To make way for the new rail, Norfolk Southern tracks had to be elevated to a bridge in order to allow 36th Street to pass underneath. The street was closed off to the bustling heart of NoDa for over four years. It finally opened last October, roughly two years later than was originally planned.

The prolonged closure of 36th helped staved off development and activity in the 28206 area for years.

Ample space: Amelie’s needed a new property that could well serve drivers and pedestrians alike, Dewey said. That was a major draw of the new site, where Aston will more than double the size of the parking lot.

Aston still has 6,200 square feet of retail space available for another tenant after Amelie’s moves in, Dewey said. His firm is still figuring out its leasing strategy for the space, but the tenant could be a business that needs parking, such as a restaurant, fitness studio or medical facility, he said.

“As this community grows and there are more people living here, there are certain services it needs as well. It can’t all just be restaurants and bars,” Dewey said.

Cross Charlotte Trail: This summer, city council approved more than $54 million to complete parts of the Cross Charlotte trail that have already been designed, including parts that run through NoDa.

Developers see the trail as a major draw, the way it has been in South End for pedestrians, bikers and scooters.


Opportunity zones: Part of the 2017 tax reform law includes tax incentives for investors to buy land in certain underserved areas.

There are 17 so-called opportunity zones are in Mecklenburg County, including the now-developing stretch in the 28206 zip code.
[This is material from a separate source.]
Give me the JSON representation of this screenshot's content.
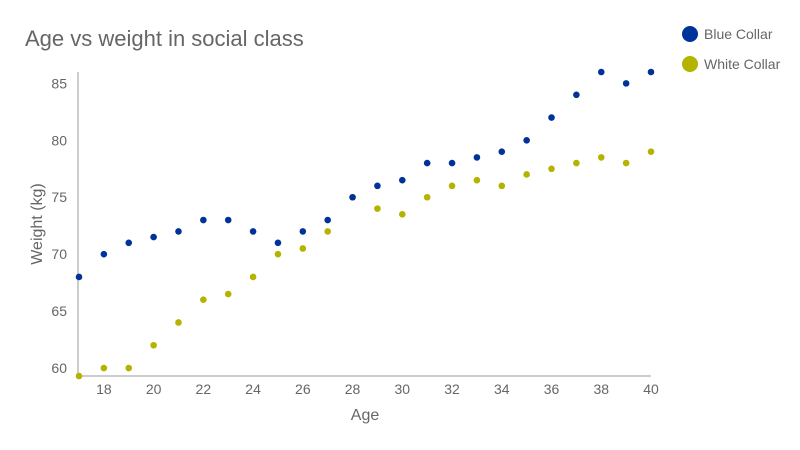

The opportunity zone designation brings “added attention to the corridor,” said Egleston, whose district includes NoDa and Plaza Midwood. The designation isn’t the only factor that would draw developers to an area, though, he said.

“They’re more like icing on the cake for something that would be a good deal anyway,” Egleston said.

Skeptics of opportunity zones, however, say they accelerate gentrification in low-income areas.

Oftentimes, long-established businesses and residents alike are forced to leave an area as developers move in. The city has made tackling affordable housing a priority, especially in fast-changing areas.

But a lesser-discussed problem is commercial gentrification. That’s what happens when businesses, oftentimes minority-owned ones, are forced out of their space.

That was the case at the City North Business Center, just over a mile away on North Tryon. Dozens of tenants who’d paid below-market rent were forced to vacant their longtime spaces after Artesia Real Estate purchased the building  The Austin-based firm is renovating the 200,000 square-foot facility for new office and retail tenants.

Tackling commercial gentrification is becoming more of a concern, Egleston said.

“It’s always a double-edged sword when you have that growth in development,” he added.